Things I Don't Want to Forget

      The last year has felt like a dream. There have been mornings that I've checked my camera roll to make sure it's all real. It's been hard to wrap my head around the fact that after so many years - hard years - God has answered my prayers for a husband. And not just any husband, but literally the most wonderful guy I've ever met. 

     I had so many fears before meeting Patrick and in the early days of our relationship. I overthought everything, analyzed ever sentence that came out of his mouth, and found myself suspicious of him when he did nothing to deserve it. I looked and looked for red flags, always coming up dry. We laugh about it now, but I was...uptight. I just waited for the shoe to drop, for him to call me up one day and expose some big bad thing that would end it all, for a mean streak to appear, etc. etc. 

     But, he was simple. He didn't bring baggage, drama, lies, or selfishness into my life. He was the first guy who came into my world and simply made it better. He met my (unbeknownst to him) anxiety with the frequently said words, "I'm not going anywhere." He has been intentional and consistent from day one, and I've never wondered what he's thinking or feeling about me. It amazes me that two of his very first compliments were about the two things I disliked about myself the most and assumed someone else would dislike, too. He's an encourager, overflowing with words of affirmation and love. Early on, he told me "I know you've heard these things before. So I'm going to show you that I mean them." And he has. He has proven to me that "if he wanted to he would" is absolutely true. What a wonderful thing to not even know where to begin when people ask me, "What do you like about him?"  

     I've said it before, but if I had gotten married young, I would not appreciate this man. I'm thankful to have seen first-hand the dire options, even if it meant feeling so much pain. I'm thankful for the men who treated me poorly, who lied to me, who said hurtful things, who made me suffer due to their own lack of character. Because without them, I would not know how rare it is to find someone who doesn't lie, who treats me with respect and love, who always thinks of others before himself, who works hard, who exercises self-control, who embraces being a provider and protecter, and who is truly devoted to God and the truth.  

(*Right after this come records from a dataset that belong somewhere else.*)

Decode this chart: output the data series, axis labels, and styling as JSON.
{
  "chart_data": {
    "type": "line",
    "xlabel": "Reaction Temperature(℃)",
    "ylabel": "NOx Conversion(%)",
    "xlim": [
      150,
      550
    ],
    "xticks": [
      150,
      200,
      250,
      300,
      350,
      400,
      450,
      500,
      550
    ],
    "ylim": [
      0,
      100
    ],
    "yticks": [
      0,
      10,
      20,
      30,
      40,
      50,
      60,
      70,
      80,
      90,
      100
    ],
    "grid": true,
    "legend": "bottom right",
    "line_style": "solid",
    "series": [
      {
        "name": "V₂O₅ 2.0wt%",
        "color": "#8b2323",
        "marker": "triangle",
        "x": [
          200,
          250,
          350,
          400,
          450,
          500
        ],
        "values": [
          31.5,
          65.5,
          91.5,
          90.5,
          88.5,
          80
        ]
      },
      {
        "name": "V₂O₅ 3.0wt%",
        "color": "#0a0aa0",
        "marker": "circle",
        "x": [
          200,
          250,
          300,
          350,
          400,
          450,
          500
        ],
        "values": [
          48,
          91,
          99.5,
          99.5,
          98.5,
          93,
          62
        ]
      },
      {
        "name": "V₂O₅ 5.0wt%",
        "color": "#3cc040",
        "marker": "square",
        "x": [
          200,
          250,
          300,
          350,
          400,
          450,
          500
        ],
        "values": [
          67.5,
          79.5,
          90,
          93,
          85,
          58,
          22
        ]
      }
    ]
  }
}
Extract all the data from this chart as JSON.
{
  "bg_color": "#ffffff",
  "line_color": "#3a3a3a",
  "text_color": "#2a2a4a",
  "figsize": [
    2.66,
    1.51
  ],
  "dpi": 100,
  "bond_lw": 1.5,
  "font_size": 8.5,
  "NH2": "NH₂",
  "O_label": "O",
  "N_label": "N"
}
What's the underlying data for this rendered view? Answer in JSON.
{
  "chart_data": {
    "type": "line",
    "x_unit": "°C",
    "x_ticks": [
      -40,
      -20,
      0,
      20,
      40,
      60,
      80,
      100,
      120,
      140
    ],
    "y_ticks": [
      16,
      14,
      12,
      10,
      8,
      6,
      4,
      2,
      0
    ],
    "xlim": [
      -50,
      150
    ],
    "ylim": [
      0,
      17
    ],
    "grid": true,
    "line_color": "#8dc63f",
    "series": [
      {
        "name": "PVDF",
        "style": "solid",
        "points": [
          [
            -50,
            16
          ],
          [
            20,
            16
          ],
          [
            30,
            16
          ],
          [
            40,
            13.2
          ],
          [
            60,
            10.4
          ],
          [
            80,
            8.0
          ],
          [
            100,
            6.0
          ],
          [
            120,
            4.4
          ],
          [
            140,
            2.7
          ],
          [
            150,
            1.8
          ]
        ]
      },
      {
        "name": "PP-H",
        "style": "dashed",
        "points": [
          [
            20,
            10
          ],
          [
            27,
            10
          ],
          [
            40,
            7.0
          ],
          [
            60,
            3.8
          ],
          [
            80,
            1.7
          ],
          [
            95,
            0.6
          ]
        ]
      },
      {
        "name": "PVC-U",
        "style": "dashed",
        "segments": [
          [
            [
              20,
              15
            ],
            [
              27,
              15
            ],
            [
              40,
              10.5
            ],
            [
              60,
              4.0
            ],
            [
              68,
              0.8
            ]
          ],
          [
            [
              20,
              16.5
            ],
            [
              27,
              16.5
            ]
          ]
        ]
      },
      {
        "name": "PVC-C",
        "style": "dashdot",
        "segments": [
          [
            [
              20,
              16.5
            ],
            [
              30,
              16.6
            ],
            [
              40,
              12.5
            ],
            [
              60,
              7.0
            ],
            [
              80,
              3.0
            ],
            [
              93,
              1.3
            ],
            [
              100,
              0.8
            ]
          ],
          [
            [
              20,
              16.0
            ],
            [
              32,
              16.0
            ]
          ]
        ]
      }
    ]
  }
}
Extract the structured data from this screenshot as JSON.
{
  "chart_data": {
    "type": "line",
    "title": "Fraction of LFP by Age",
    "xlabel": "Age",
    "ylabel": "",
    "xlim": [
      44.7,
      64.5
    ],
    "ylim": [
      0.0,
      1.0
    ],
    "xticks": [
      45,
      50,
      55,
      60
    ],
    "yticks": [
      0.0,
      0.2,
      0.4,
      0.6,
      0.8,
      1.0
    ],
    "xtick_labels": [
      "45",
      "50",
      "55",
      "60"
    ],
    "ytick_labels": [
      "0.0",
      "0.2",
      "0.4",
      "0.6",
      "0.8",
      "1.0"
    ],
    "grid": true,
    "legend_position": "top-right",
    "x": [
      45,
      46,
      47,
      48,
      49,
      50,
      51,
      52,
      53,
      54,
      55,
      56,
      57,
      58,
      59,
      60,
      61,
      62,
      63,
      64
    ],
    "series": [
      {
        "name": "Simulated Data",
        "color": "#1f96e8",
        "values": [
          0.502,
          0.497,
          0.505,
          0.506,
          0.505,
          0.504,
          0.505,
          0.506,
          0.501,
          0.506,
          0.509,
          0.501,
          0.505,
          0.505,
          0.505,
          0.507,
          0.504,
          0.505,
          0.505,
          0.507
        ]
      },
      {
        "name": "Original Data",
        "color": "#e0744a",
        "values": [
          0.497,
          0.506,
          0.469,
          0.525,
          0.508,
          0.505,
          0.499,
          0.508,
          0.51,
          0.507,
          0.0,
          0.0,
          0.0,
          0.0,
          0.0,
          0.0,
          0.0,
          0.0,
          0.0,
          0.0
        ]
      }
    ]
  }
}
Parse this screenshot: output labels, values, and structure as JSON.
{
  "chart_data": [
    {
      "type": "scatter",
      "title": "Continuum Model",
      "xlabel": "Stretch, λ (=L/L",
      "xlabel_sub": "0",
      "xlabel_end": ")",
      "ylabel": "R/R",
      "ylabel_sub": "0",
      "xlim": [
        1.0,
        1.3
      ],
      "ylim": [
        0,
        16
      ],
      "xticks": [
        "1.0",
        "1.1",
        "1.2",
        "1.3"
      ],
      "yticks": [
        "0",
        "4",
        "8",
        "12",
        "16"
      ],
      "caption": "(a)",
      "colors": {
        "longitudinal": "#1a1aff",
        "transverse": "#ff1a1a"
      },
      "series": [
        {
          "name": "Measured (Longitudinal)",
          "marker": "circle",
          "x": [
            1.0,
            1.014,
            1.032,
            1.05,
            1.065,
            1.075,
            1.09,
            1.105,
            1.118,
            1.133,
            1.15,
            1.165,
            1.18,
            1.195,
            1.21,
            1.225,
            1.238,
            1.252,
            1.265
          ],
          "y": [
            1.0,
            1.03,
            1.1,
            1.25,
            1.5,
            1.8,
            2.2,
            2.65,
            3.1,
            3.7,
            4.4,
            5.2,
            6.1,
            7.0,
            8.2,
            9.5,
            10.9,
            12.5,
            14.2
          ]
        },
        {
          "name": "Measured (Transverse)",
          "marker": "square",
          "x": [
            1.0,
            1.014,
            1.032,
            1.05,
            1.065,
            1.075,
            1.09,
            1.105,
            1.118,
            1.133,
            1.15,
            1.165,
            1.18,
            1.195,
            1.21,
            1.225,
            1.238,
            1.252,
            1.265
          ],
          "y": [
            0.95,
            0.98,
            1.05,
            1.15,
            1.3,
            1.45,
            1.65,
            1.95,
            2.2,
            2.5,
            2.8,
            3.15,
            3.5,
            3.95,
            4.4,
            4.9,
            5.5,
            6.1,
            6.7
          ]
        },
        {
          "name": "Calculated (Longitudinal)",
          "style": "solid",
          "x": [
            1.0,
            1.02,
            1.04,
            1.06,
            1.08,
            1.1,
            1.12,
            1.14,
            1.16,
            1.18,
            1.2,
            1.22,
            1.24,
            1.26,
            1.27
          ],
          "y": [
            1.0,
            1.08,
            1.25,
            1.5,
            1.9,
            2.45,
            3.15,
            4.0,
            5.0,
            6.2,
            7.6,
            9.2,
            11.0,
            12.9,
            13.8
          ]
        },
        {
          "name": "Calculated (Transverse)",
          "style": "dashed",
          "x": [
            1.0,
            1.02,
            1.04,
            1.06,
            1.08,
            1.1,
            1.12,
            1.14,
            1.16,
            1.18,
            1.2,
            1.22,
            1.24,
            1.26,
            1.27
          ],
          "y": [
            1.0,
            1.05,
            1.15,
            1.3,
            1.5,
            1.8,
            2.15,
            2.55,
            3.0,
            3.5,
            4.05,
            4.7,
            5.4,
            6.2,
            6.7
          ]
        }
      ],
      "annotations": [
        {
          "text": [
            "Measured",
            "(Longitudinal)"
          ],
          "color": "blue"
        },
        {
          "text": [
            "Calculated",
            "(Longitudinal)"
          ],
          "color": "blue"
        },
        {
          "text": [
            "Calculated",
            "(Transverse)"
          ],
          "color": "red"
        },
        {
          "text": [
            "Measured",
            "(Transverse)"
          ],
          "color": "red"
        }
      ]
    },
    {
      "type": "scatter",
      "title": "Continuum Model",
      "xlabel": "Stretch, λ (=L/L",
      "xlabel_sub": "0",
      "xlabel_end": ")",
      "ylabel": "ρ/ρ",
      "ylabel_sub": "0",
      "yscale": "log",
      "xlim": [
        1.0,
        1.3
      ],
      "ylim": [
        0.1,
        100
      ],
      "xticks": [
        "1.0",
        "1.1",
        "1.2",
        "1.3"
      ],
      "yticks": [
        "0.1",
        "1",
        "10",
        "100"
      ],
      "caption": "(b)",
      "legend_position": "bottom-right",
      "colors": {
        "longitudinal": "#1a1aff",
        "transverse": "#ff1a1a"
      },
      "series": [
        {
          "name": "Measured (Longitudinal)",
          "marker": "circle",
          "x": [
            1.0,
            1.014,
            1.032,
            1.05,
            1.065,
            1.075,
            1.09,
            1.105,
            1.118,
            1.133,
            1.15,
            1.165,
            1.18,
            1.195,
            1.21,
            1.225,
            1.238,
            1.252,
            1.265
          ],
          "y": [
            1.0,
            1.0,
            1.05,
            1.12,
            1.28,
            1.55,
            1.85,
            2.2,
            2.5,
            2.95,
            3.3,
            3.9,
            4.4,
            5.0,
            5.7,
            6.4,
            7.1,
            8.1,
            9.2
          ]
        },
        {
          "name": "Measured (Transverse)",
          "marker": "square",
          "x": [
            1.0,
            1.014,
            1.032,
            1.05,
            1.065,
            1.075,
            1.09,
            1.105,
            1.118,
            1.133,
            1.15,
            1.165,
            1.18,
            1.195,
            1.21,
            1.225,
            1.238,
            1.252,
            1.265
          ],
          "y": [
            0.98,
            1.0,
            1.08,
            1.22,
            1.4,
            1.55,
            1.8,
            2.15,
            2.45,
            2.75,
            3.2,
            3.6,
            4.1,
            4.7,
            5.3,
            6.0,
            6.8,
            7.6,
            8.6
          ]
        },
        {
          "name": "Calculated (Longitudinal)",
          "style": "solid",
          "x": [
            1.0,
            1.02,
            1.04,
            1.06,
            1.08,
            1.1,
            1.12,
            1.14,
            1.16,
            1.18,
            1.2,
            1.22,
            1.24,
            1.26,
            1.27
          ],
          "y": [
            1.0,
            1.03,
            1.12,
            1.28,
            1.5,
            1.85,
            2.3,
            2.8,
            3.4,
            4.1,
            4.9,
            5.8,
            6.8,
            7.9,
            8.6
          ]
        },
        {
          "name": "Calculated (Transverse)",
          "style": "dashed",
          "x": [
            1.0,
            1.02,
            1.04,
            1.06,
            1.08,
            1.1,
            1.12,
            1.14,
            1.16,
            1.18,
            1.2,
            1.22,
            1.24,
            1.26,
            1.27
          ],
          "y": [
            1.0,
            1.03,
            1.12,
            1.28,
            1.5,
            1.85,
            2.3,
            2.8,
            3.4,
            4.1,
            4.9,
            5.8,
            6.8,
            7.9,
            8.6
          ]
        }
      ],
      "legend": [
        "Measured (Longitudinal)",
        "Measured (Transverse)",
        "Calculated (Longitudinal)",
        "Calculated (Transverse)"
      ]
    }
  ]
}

     We are just shy of two months into marriage and I found myself thinking earlier about how God was so kind to bless us with an easy relationship from beginning to present day. It was as if, after years and years of the most challenging and stressful heartbreaks, He said, "This one will be easy, and wonderful, and an answer to all your prayers and then some." I'm sure we'll come upon harder days, but what I do know is that God gave me the greatest gift in Patrick, whose character blesses me every single day. He holds me and prays before leaving for work and leads us in worship every evening. He reads beautiful liturgies just because, cares for me when I'm sick or down, has taken on my dog as his own responsibility, and serves without being asked. He works diligently and wants to do what's right. He calls me "my love" and hasn't held a grudge or gotten offended once since I've known him. He wants to listen to sermons together and doesn't take things too seriously. I write these things down because I never thought I'd be with someone like this, and I never want to forget any of it. 

     Every day is just a straight up good time of a blessing with someone who follows God sincerely. Whether we're up at 5:10 to go to the gym or both sick on the couch, it's peaceful and genuinely enjoyable. I did not know that marriage would feel like a private little party every day, or that I would be giddy every time I remember that I get to just be with him for the rest of my life. The isolation of being single and alone felt overwhelming at times, and I don't take for granted that now I have a best friend for everything that used to be painful. As I filled out a form today and put down my spouse's information, I remembered how even paperwork used to be a slap in the face while single, reminding me that I didn't have a life partner. I'm so very thankful for all the lessons learned in singleness and all the opportunities it afforded me. But the pain of that season makes this one even sweeter.